Directions: The following question is based on the accompanying Documents 1-12. (Some of the documents have been edited for the purpose of this exercise.)
QUESTION: Analyze the views of those addressing the issue of slavery during the Enlightenment and the French Revolution. In doing so, explain how the authors of these documents thought the abolition of slavery would affect the existing economic, political and social order. (Extension: In what way does the French governments response to the events of the Haitian Revolution reflect or challenge those views?)

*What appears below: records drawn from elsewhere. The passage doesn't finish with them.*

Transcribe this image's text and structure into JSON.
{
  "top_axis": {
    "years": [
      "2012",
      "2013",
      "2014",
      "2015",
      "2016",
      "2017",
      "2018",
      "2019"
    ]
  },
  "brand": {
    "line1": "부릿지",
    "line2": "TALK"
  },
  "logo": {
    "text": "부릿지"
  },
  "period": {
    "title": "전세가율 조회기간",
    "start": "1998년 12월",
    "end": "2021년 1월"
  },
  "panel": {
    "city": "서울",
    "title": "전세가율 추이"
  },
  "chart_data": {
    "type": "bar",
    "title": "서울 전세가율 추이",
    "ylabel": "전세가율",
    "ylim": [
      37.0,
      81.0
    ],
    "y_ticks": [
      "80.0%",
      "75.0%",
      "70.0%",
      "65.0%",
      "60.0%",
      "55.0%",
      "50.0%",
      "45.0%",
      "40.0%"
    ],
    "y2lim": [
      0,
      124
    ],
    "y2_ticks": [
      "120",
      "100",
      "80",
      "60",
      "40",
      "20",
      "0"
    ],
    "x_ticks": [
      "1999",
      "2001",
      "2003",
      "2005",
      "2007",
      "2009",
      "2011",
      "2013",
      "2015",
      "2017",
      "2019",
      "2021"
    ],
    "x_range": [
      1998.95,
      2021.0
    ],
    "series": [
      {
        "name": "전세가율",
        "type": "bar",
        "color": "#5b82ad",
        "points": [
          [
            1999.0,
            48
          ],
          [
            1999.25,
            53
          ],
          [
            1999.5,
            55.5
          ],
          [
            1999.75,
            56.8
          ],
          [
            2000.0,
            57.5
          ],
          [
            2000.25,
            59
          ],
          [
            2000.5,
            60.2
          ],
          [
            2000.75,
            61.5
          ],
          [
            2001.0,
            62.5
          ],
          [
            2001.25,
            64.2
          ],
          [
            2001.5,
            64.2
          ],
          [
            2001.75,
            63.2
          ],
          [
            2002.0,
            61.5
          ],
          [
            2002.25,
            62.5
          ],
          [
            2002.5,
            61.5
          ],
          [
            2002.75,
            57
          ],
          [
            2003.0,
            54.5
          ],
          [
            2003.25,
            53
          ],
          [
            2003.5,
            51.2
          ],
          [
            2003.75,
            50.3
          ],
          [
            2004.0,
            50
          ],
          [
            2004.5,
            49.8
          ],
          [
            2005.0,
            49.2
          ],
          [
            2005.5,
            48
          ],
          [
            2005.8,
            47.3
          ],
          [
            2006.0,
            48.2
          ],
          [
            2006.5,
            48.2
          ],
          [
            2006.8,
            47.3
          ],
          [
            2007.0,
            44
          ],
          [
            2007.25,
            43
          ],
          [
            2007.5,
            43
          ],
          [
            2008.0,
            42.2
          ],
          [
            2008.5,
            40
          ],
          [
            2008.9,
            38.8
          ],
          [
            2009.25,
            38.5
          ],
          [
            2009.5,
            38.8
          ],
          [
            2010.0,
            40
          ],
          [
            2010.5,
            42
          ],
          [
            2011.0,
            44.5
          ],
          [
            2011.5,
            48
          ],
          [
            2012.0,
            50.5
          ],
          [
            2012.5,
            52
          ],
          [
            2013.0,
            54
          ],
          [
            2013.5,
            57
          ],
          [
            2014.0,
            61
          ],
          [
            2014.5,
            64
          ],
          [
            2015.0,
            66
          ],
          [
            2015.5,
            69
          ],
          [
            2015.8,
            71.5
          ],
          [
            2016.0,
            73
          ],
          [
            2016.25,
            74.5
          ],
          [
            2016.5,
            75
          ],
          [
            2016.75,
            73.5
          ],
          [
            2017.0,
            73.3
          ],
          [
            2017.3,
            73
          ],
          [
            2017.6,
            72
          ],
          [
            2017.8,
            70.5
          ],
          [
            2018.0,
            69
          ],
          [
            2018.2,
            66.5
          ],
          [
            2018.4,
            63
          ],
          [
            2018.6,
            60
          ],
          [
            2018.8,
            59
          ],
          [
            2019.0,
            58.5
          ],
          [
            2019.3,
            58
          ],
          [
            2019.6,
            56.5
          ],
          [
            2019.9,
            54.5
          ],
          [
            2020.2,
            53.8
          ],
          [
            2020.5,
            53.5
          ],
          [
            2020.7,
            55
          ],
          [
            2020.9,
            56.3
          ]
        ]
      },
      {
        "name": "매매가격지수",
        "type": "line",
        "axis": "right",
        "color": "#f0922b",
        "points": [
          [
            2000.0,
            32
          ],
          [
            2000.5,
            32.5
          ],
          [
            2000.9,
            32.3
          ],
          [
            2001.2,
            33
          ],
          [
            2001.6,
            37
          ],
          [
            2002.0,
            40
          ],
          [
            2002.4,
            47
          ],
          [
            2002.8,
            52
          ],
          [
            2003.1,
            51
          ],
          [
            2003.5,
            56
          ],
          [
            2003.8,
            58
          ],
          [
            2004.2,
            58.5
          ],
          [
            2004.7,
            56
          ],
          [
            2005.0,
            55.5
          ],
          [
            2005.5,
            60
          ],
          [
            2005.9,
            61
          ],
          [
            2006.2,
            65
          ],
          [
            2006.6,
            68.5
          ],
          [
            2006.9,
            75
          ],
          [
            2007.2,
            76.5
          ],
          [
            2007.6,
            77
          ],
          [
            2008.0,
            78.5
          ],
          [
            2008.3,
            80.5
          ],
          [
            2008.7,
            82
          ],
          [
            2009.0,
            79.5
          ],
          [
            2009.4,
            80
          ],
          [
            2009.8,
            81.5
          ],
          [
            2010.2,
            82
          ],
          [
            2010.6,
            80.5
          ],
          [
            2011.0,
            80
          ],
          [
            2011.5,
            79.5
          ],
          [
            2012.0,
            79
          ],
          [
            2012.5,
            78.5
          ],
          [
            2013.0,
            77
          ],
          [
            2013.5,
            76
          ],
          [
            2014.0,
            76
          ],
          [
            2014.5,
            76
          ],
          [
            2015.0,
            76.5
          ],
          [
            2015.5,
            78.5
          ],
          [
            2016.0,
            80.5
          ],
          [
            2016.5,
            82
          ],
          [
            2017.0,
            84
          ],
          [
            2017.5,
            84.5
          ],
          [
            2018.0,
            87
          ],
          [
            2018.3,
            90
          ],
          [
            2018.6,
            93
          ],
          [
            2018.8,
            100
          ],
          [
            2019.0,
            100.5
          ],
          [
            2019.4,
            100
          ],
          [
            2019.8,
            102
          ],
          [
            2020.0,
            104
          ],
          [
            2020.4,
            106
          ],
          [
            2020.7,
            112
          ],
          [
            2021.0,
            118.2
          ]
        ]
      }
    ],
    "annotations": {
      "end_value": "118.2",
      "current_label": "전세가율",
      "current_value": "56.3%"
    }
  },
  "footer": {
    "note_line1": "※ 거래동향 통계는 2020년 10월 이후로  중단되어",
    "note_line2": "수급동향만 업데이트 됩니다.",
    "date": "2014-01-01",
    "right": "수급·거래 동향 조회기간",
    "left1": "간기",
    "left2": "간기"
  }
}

Historical Background. During the Enlightenment (1750s-1770s), French intellectuals addressed the
institution of slavery. The issue remained important through the French Revolution, when the French National Assembly adopted the Declaration of the Rights of Man and Citizen (published in August 1789), which begins: "All men are born free and remain free and equal in rights." [HINT: Pay attention to the DATE of this document when answering the question!] The Declaration of the Rights of Man and Citizen raised issues concerning the French colonies in the West Indies, including Saint Domingue (now Haiti). French merchants supplied these islands with slaves, and French planters used the slaves to maintain their sugar and coffee plantations. The populations of these colonies included African slaves, French colonists, mulatto (people of mixed white and black ancestry) landholders and freed blacks. Slaves, mulattos, and freed Black people had no political rights. Early in 1791, mulattos from Saint Domingue sent a delegation to the National Assembly in Paris to secure the rights enumerated in the Declaration. They were refused. Once back in Saint Domingue, the mulattos rebelled against the white planters, but the revolt was quickly and brutally suppressed. The leaders were executed as a warning to future revolutionaries. Late in 1791 the French National Assembly did decide to grant civil rights to all mulattos and blacks born of free parents. [They did not abolish slavery at that time.] Whites in Saint Domingue were enraged and civil war broke out. Complicating matters further, slaves in Saint Domingue also rebelled that year, led by the brilliant slave general Toussaint LOuverture. LOuverture declared independence from France and after many years of battle, the Republic of Haiti (formerly Saint Domingue) was established in 1804. The slave rebellion in Haiti scared white elites all over the Caribbean. France itself abolished slavery in its colonies in 1794. However, that did not stop Napoleon Bonaparte from reinvading Haiti and capturing LOuverture in 1802. He died in a Parisian prison.